Timothée Chalamet has already picked up a Golden Globe earlier this month for his performance in Josh Safdie’s Marty Supreme, and he’s the odds-on favorite to collect a Best Actor statuette for his work in that film at the Academy Awards in March.
But if things break Chalamet’s way at the 2026 Grammy Awards this Sunday, he could also move one step closer to another, even-more-elusive show-business honor—the unofficial-yet-coveted elite-status grand slam known informally as the EGOT.
That acronym, of course, is short for “Emmy, Grammy, Oscar, Tony.” Depending on whether you count non-competitive awards (e.g., honorary Oscars and the like), there are either 21 or 27 people in the history of the entertainment business who’ve reached EGOT status; the list of living EGOT-holders includes Mel Brooks, Elton John, Whoopi Goldberg, Viola Davis. and John Legend.
This Hollywood Reporter story identifies 60 other performers who as of last fall only needed one more show-business Infinity Gem to complete the quadfecta, including Common, Adele, and Cher, all of whom are a mere one Tony Award short of the goal. (As it turns out, so is Eminem, which means the 8 Mile musical is an idea whose time has come—somebody call 8 Mile producer Brian Grazer, another Emmy/Grammy/Oscar winner who’s in need of a Tony.)
Timothée Chalamet, of course, has a longer road ahead of him before he can join Rita Moreno, Jennifer Hudson, and the ghost of John Gielgud in the performing arts’ most exclusive completely-made-up club. Although he’s the youngest-ever three-time Academy Award nominee for Best Actor—for Marty plus 2018’s Call Me By Your Name and last year’s A Complete Unknown—he’s 2 and 0 so far on actual Oscars, and he’s yet to be nominated for an Emmy or a Tony.
What Chalamet does have, as of right now, is a shot at the one award that would otherwise be kind of a reach for someone who’s an actor by trade: a Grammy.

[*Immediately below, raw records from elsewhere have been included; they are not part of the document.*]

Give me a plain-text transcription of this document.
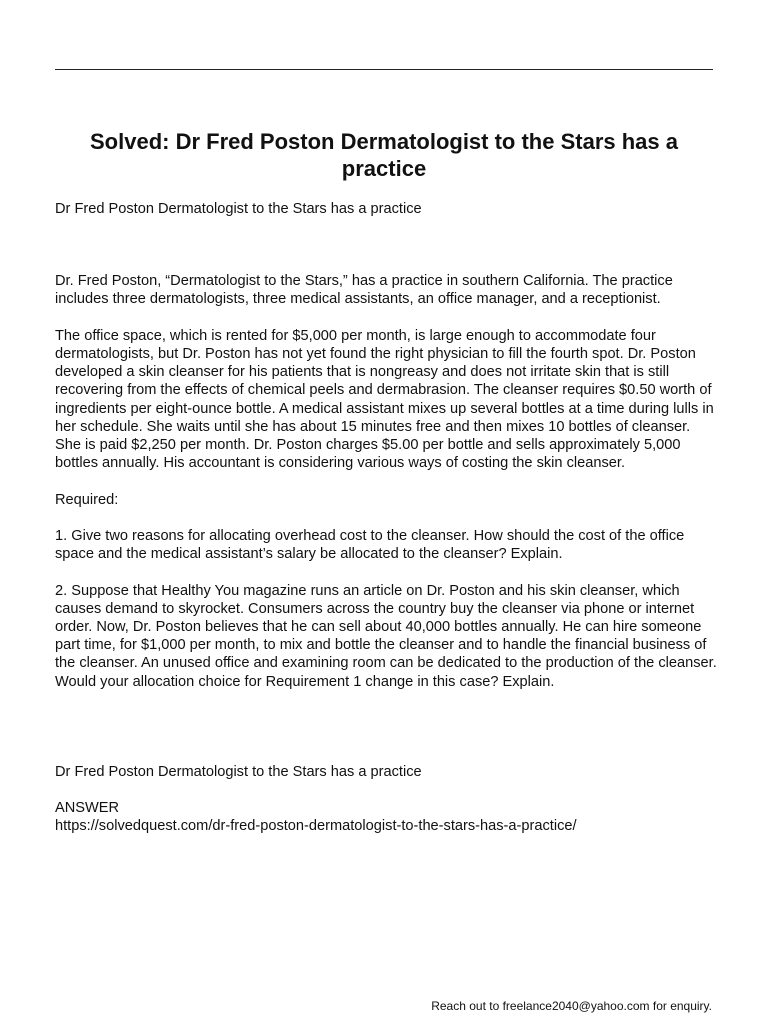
Solved: Dr Fred Poston Dermatologist to the Stars has a practice

Dr Fred Poston Dermatologist to the Stars has a practice

Dr. Fred Poston, “Dermatologist to the Stars,” has a practice in southern California. The practice includes three dermatologists, three medical assistants, an office manager, and a receptionist.

The office space, which is rented for $5,000 per month, is large enough to accommodate four dermatologists, but Dr. Poston has not yet found the right physician to fill the fourth spot. Dr. Poston developed a skin cleanser for his patients that is nongreasy and does not irritate skin that is still recovering from the effects of chemical peels and dermabrasion. The cleanser requires $0.50 worth of ingredients per eight-ounce bottle. A medical assistant mixes up several bottles at a time during lulls in her schedule. She waits until she has about 15 minutes free and then mixes 10 bottles of cleanser. She is paid $2,250 per month. Dr. Poston charges $5.00 per bottle and sells approximately 5,000 bottles annually. His accountant is considering various ways of costing the skin cleanser.

Required:

1. Give two reasons for allocating overhead cost to the cleanser. How should the cost of the office space and the medical assistant’s salary be allocated to the cleanser? Explain.

2. Suppose that Healthy You magazine runs an article on Dr. Poston and his skin cleanser, which causes demand to skyrocket. Consumers across the country buy the cleanser via phone or internet order. Now, Dr. Poston believes that he can sell about 40,000 bottles annually. He can hire someone part time, for $1,000 per month, to mix and bottle the cleanser and to handle the financial business of the cleanser. An unused office and examining room can be dedicated to the production of the cleanser. Would your allocation choice for Requirement 1 change in this case? Explain.

Dr Fred Poston Dermatologist to the Stars has a practice

ANSWER

https://solvedquest.com/dr-fred-poston-dermatologist-to-the-stars-has-a-practice/

Reach out to freelance2040@yahoo.com for enquiry.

Chalamet is up for Best Compilation Soundtrack for Visual Media this year for his recordings of 17 Bob Dylan songs for the soundtrack to James Mangold’s A Complete Unknown; if he wins, he’ll share the honor with Mangold and soundtrack producers Nick Baxter and Steven Gizicki.
As it happens, one of the last winners of this award was also an actor; Bradley Cooper shared it with Gizicki, Yannick Nézet-Séguin & Jason Ruder for Maestro in 2025. Cooper has two of these things; he and Lady Gaga won for A Star is Born in 2020, and past co-winners include Don Cheadle, Hugh Jackman, and Joaquin Phoenix (who got his for his work on the soundtrack to another James Mangold music-legend biopic, 2007’s Walk the Line.)

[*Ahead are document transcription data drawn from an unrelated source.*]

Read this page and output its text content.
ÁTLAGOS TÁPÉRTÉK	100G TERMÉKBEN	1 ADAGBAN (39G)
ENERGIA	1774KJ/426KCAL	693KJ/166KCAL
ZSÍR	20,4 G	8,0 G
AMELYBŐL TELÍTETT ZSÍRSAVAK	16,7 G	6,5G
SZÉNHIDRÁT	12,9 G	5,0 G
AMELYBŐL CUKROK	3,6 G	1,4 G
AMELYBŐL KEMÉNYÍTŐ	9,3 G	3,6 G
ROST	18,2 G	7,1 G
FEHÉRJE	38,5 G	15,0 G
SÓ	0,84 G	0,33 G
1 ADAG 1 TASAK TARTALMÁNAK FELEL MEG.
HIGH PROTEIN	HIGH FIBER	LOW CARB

Which is not to say that Timmy necessarily has this one in the bag just by virtue of being a big movie star. His competition in this category includes Ryan Coogler and Ludwig Göransson’s estimable Sinners soundtrack, the first Wicked soundtrack, the star-heavy F1 the Album, and the juggernaut that is KPop Demon Hunters, presumably the heavy favorite among 4-year-olds to whom even Timothée Chalamet is “some old guy.”
(Yes, he’s up for an award at the 2026 Grammys for his 2024 film A Complete Unknown, ten months after going to the Oscars as a nominee for that same movie, and competing against the soundtracks from several Oscar-nominated 2025 movies; yes, the Grammys—whose eligibility window this year runs from August 2024 to August 2025—are weird.)